If you're still unsure, it may be worth perusing other records in the set, if available, to see if the writer used similar forms elsewhere. As @HarryVervet points out, this entire certificate appears to be written in the same hand (it's a copy of the original) so there's a decent chance the same person wrote multiple copy certificates in the same time frame.
I have struggled with what I see as an E and do undertsand the argument for S and t but have checked other froms and seen E like this, would agree that St makes sense given address and cumberland that I know is always said as cumberland st. I just dont get the equals sign as I said earlier as I have not seen that elsewhere with other documents. Tks for help.– JohnSep 8, 2019 at 17:31
Apologies for a late update, I've been away for several days. I hope this eddit clarifies things.– AndyWSep 12, 2019 at 8:05
I agree with Andy's assessment, that the mystery abbreviation is the "St" from Cumberland St.

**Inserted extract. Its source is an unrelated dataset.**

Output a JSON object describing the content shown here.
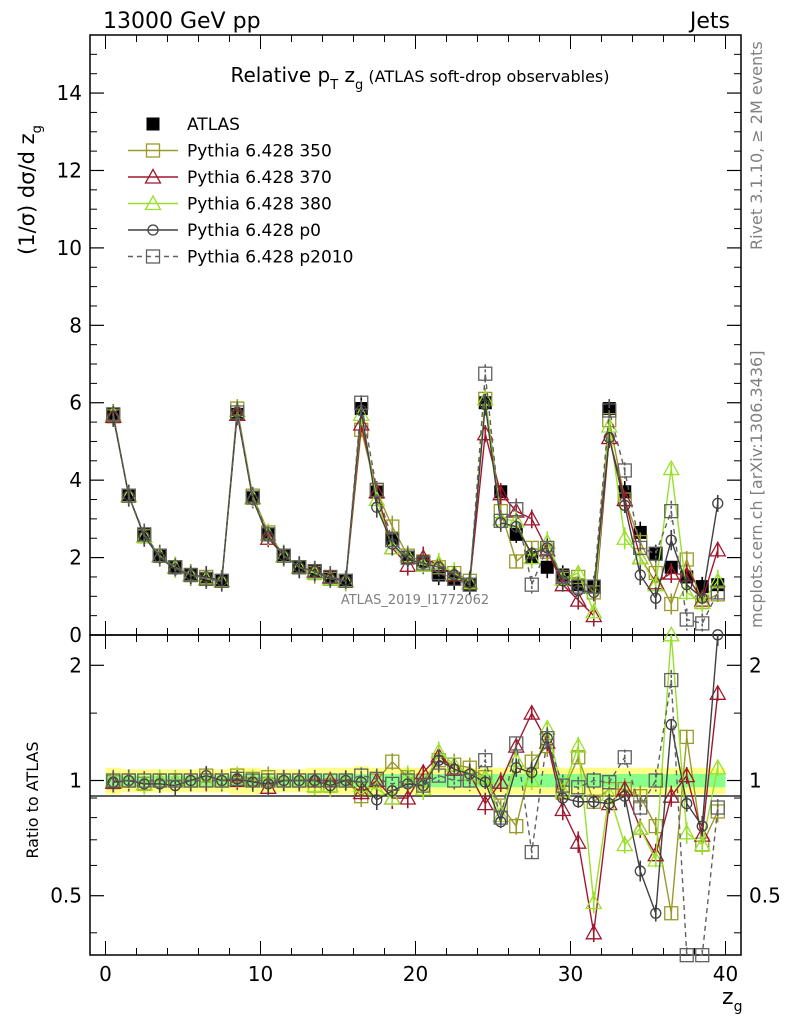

I know very little about the archiving process of Irish marriage records, but I would add that this appears to be a copy of a register, rather than the original. All text including signatures are in the same hand. There will be an original document containing original signatures, usually archived with the church itself or a local archive. Although in this case I think the problem is solved, it would be interesting to compare the original register to this copy of the document. The original may be in a different hand which could be easier to read, or have all the words in their appropriate boxes.